3. Was Mr. Weigel ever physically arrested, detained, or personally served in Connecticut? If so, when, where, and by whom?
4. If he was not served, on what legal basis has this case proceeded through multiple docket entries and court dates?
5. Has any bench warrant been considered or issued in connection with alleged non-appearance? If not, why not?
6. What steps, if any, have been taken to audit the accuracy of the docket in light of these discrepancies?
7. What assurances can you provide to the public that enforcement actions will not be taken based on incomplete or inaccurate records?
More broadly: how can New Canaan officials justify maintaining a prosecution with unresolved foundational questions, particularly where the practical effect may be to deter a parent from attending his child’s Prom Night out of fear of arbitrary enforcement?
This inquiry goes to public confidence in law enforcement and the courts. If the record is accurate, it should be easy to prove. If it is not, the consequences extend beyond one case.
We will be publishing on deadline. Please provide any statements, documents, or clarifications as soon as possible. If you respond after press time, we will incorporate your statements into a follow-up.
Regards,
Dick LaFontaine
Investigative Journalist

The whole point here is that Connecticut government can provide no assurances to the public that enforcement actions will not be taken based on incomplete or inaccurate records. Their silence speaks volumes about how easily the system can become weaponized.

“This whole thing is a crooked, politically motivated mess—nothing about this case adds up, and it looks like the system is being used to punish me for stepping in and protecting an at-risk kid,” Weigel said. “The fact that we can’t get straight answers—or any answers at all— is wrong on so many levels.”

Connecticut Prom Night Peril: Now It Hots Home – Prom Night, Public Trust, and Chief DiFederico’s Problem

This story turns personal because of timing. Weigel says his daughter’s prom now unfolds under the shadow of a Connecticut prosecution he believes never lawfully came together. He fears any move near Connecticut could expose him to selective enforcement in a case he says was built first on accusation and only later on paperwork. That fear may sound dramatic. But once a case number exists and court dates start stacking up, the human impact becomes real whether the foundation is strong or not.

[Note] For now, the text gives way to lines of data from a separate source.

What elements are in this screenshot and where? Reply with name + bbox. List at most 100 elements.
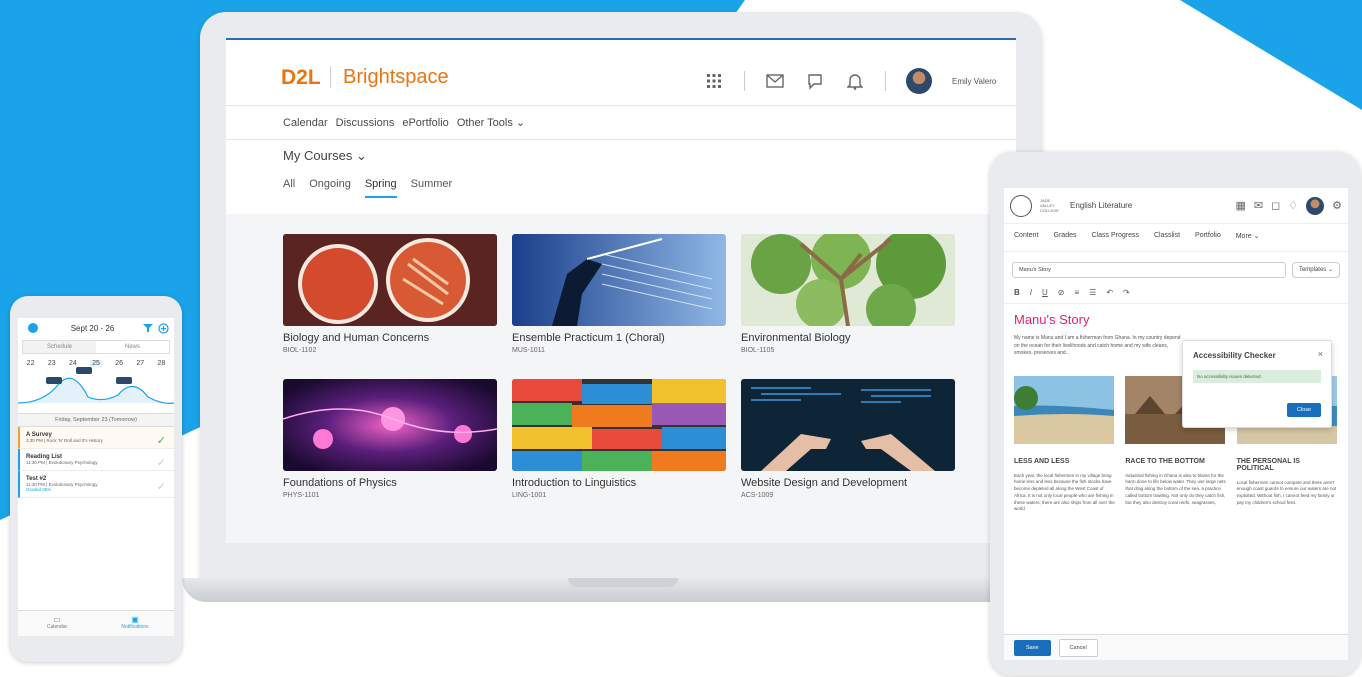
cancel-button[interactable]: Cancel [1058,638,1098,657]
tablet-nav: Content Grades Class Progress Classlist … [1004,224,1348,252]
workload-graph [18,367,174,404]
bell-icon[interactable] [845,71,865,91]
user-name[interactable]: Emily Valero [952,77,996,86]
tablet-device: JADE VALLEY COLLEGE English Literature ▦… [990,152,1360,676]
settings-icon[interactable] [23,318,43,338]
tab-summer[interactable]: Summer [411,178,453,198]
avatar[interactable] [1306,196,1325,215]
column-heading: THE PERSONAL IS POLITICAL [1236,457,1300,472]
column-text: Industrial fishing in Ghana is also to b… [1125,472,1226,505]
course-title: Website Design and Development [741,477,908,489]
nav-other-tools[interactable]: Other Tools ⌄ [457,116,525,129]
tab-ongoing[interactable]: Ongoing [309,178,351,198]
nav-grades[interactable]: Grades [1054,232,1077,243]
course-title: Foundations of Physics [283,477,397,489]
course-card[interactable]: Biology and Human Concerns BIOL-1102 [283,234,497,354]
course-card[interactable]: Environmental Biology BIOL-1105 [741,234,955,354]
waffle-icon[interactable]: ▦ [1235,199,1245,212]
list-icon[interactable]: ☰ [1089,288,1096,297]
school-logo-icon[interactable] [1010,194,1032,217]
day-cell[interactable]: 25 [90,360,102,367]
segment-schedule[interactable]: Schedule [23,341,96,353]
nav-eportfolio[interactable]: ePortfolio [402,117,448,129]
add-icon[interactable] [157,322,169,334]
story-title: Manu's Story [1014,312,1090,327]
nav-class-progress[interactable]: Class Progress [1092,232,1139,243]
course-name[interactable]: English Literature [1070,201,1132,210]
nav-content[interactable]: Content [1014,232,1039,243]
redo-icon[interactable]: ↷ [1123,288,1130,297]
doc-title-field[interactable]: Manu's Story [1012,262,1286,278]
course-image-petri [283,234,497,326]
dialog-close-button[interactable]: Close [1286,403,1321,417]
segment-news[interactable]: News [96,341,169,353]
check-icon[interactable]: ✓ [157,434,166,447]
day-cell[interactable]: 28 [158,360,166,367]
close-icon[interactable]: × [1318,349,1323,359]
tablet-header: JADE VALLEY COLLEGE English Literature ▦… [1004,188,1348,224]
tablet-screen: JADE VALLEY COLLEGE English Literature ▦… [1004,188,1348,660]
nav-more[interactable]: More ⌄ [1236,232,1260,243]
nav-portfolio[interactable]: Portfolio [1195,232,1221,243]
list-item[interactable]: Reading List 11:30 PM | Evolutionary Psy… [18,449,174,471]
course-code: BIOL-1102 [283,347,317,354]
filter-icon[interactable] [142,322,154,334]
nav-calendar[interactable]: Calendar [283,117,328,129]
mail-icon[interactable] [765,71,785,91]
day-cell[interactable]: 27 [136,360,144,367]
tab-calendar[interactable]: ▭ Calendar [18,611,96,636]
phone-screen: Sept 20 - 26 Schedule News 22 23 24 25 2… [18,318,174,636]
week-range[interactable]: Sept 20 - 26 [71,324,115,333]
underline-icon[interactable]: U [1042,288,1048,297]
nav-classlist[interactable]: Classlist [1154,232,1180,243]
check-icon[interactable]: ✓ [157,456,166,469]
calendar-icon: ▭ [53,615,61,624]
waffle-icon[interactable] [704,71,724,91]
day-cell[interactable]: 26 [115,360,123,367]
check-icon[interactable]: ✓ [157,480,166,493]
bold-icon[interactable]: B [1014,288,1020,297]
dialog-title: Accessibility Checker [1193,351,1276,360]
nav-discussions[interactable]: Discussions [336,117,395,129]
save-button[interactable]: Save [1014,639,1051,656]
align-icon[interactable]: ≡ [1075,288,1080,297]
mail-icon[interactable]: ✉ [1254,199,1263,212]
day-cell[interactable]: 23 [48,360,56,367]
my-courses-dropdown[interactable]: My Courses ⌄ [283,148,367,164]
course-card[interactable]: Website Design and Development ACS-1009 [741,379,955,499]
icon-divider [885,71,886,91]
list-item[interactable]: A Survey 3:30 PM | Rock 'N' Roll and It'… [18,427,174,449]
list-item[interactable]: Test #2 11:30 PM | Evolutionary Psycholo… [18,471,174,498]
chat-icon[interactable]: ◻ [1271,199,1280,212]
course-image-plasma [283,379,497,471]
tab-notifications[interactable]: ▣ Notifications [96,611,174,636]
course-grid: Biology and Human Concerns BIOL-1102 Ens… [226,214,1016,543]
course-card[interactable]: Ensemble Practicum 1 (Choral) MUS-1011 [512,234,726,354]
top-bar: D2L Brightspace Emily Valero [226,38,1016,106]
tab-spring[interactable]: Spring [364,178,397,198]
course-code: PHYS-1101 [283,492,320,499]
italic-icon[interactable]: I [1030,288,1032,297]
title-row: Manu's Story Templates ⌄ [1004,252,1348,282]
tab-all[interactable]: All [283,178,295,198]
course-card[interactable]: Introduction to Linguistics LING-1001 [512,379,726,499]
day-cell[interactable]: 22 [27,360,35,367]
bell-icon[interactable]: ♢ [1288,199,1298,212]
course-code: LING-1001 [512,492,547,499]
chat-icon[interactable] [805,71,825,91]
course-title: Environmental Biology [741,332,851,344]
brightspace-logo[interactable]: Brightspace [343,66,449,89]
templates-dropdown[interactable]: Templates ⌄ [1291,262,1340,278]
course-tabs: All Ongoing Spring Summer [283,178,452,198]
beach-image [1014,375,1114,444]
link-icon[interactable]: ⊘ [1058,288,1065,297]
avatar[interactable] [906,68,932,94]
undo-icon[interactable]: ↶ [1106,288,1113,297]
day-cell[interactable]: 24 [69,360,77,367]
d2l-logo[interactable]: D2L [281,66,321,90]
course-card[interactable]: Foundations of Physics PHYS-1101 [283,379,497,499]
gear-icon[interactable]: ⚙ [1332,199,1342,212]
tab-notifications-label: Notifications [121,624,149,630]
course-title: Introduction to Linguistics [512,477,637,489]
course-code: ACS-1009 [741,492,774,499]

That is why this is now also a test for New Canaan Police Chief John DiFederico, who has been chief since late 2022.

Connecticut Prom Night Peril: New Canaan Police Chief John DiFederico

Weigel’s broader claims go much further. It alleges a pattern of retaliatory reporting, misuse of official systems, and pressure tactics surrounding the Alvarez dispute, all while highlighting Weigel as a whistleblower/watchdog punished for intervening in a volatile family matter to save an LGBT youth at risk.

Weigel lays out the exact questions a fair-minded police department should want answered fast: what records exist, what notice was served, what event happened on January 20, and why does the docket still look like a normal prosecution if the beginning remains so muddy?

That is the larger trust issue. This is not about proving Weigel innocent in one shot. It is about proving the state’s version started cleanly.

If New Canaan police and the Connecticut courts have a straight story, they should show it. If they cannot, then Weigel’s allegation stops sounding like bluster and starts sounding like the most dangerous kind of local case: one where the paper record itself becomes the controversy.